Living Badly is the Best Revenge

Because it is difficult, nigh impossible, to accept the inevitability of death, we do things to deny this reality by overestimating the importance of trivial things. It is not the Ding an sich, as Kant called it, that is important. It is the fact that the Ding has been elevated to a privileged level. Are you willing to die to prove that you will not be prodded by some tailgater out of the lane you are driving in? Are you willing to become so agitated about a steak coming out well done when you ordered it black and blue that you risk having a heart attack due to persistent type-A personality behavior?
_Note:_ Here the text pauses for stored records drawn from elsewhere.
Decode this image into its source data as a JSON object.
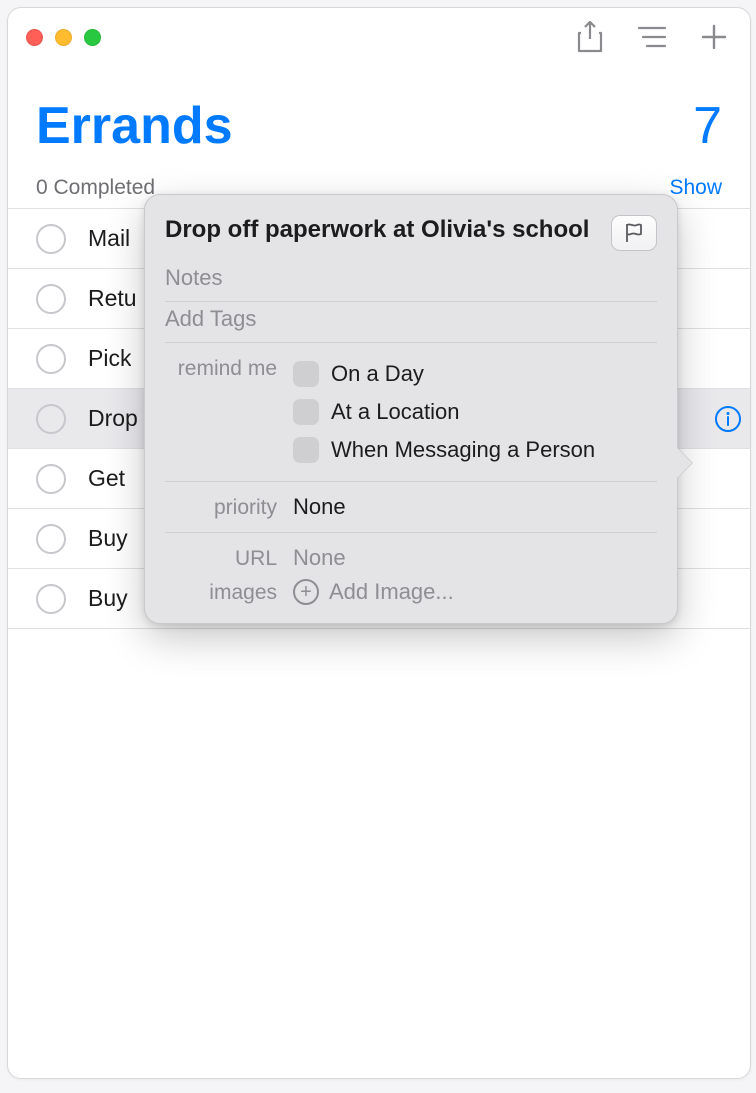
{
  "header": {
    "title": "Errands",
    "count": "7"
  },
  "subheader": {
    "completed": "0 Completed",
    "show": "Show"
  },
  "items": [
    {
      "label": "Mail"
    },
    {
      "label": "Retu"
    },
    {
      "label": "Pick"
    },
    {
      "label": "Drop"
    },
    {
      "label": "Get"
    },
    {
      "label": "Buy"
    },
    {
      "label": "Buy"
    }
  ],
  "popover": {
    "title": "Drop off paperwork at Olivia's school",
    "notes_placeholder": "Notes",
    "tags_placeholder": "Add Tags",
    "remind_label": "remind me",
    "remind_options": {
      "day": "On a Day",
      "location": "At a Location",
      "messaging": "When Messaging a Person"
    },
    "priority_label": "priority",
    "priority_value": "None",
    "url_label": "URL",
    "url_value": "None",
    "images_label": "images",
    "add_image": "Add Image..."
  }
}
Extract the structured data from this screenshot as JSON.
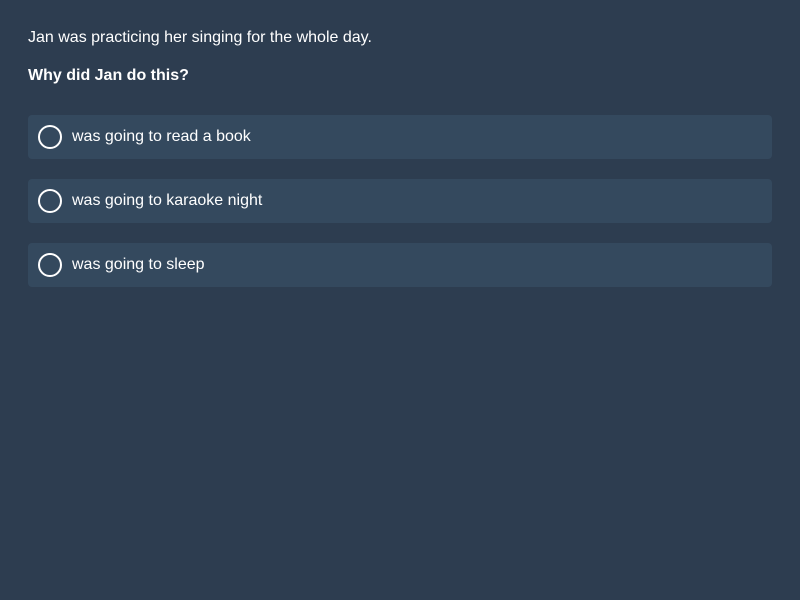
{
  "context": "Jan was practicing her singing for the whole day.",
  "question": "Why did Jan do this?",
  "options": [
    {
      "label": "was going to read a book",
      "selected": false
    },
    {
      "label": "was going to karaoke night",
      "selected": false
    },
    {
      "label": "was going to sleep",
      "selected": false
    }
  ],
  "colors": {
    "background": "#2d3d50",
    "option_background": "#34495e",
    "text": "#ffffff"
  }
}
The answer is yes, if you are in complete denial about the existence of an aging process in which the hard wiring of the body is eventually bound to falter.
   
We could take a more philosophical view about many things that happen to us, under the notion that life is short, and it pays to create as much happiness as possible for oneself and others on any given day. On the other hand, creating happiness for oneself and others might be an admission that life is short, while having a horrible time and making life miserable for everyone around you might be a way of waving the banner for immortality and invulnerability. After all, isn’t the greatest insult to the individual’s importance the fact of his or her total insignificance? Even the biggest loser in the world, nearing his last day, holds the faint hope that he will triumph and endure against all odds. Even the human being who has contributed next to nothing to society lives with the delusion of self-importance. Living Well is the Best Revenge is the title of a book about the lives of Gerald and Sara Murphy, expatriate Americans who were part of the Hemingway and Fitzgerald crowd. But maybe living badly is the best revenge.  No matter how bad today is, there’s always tomorrow.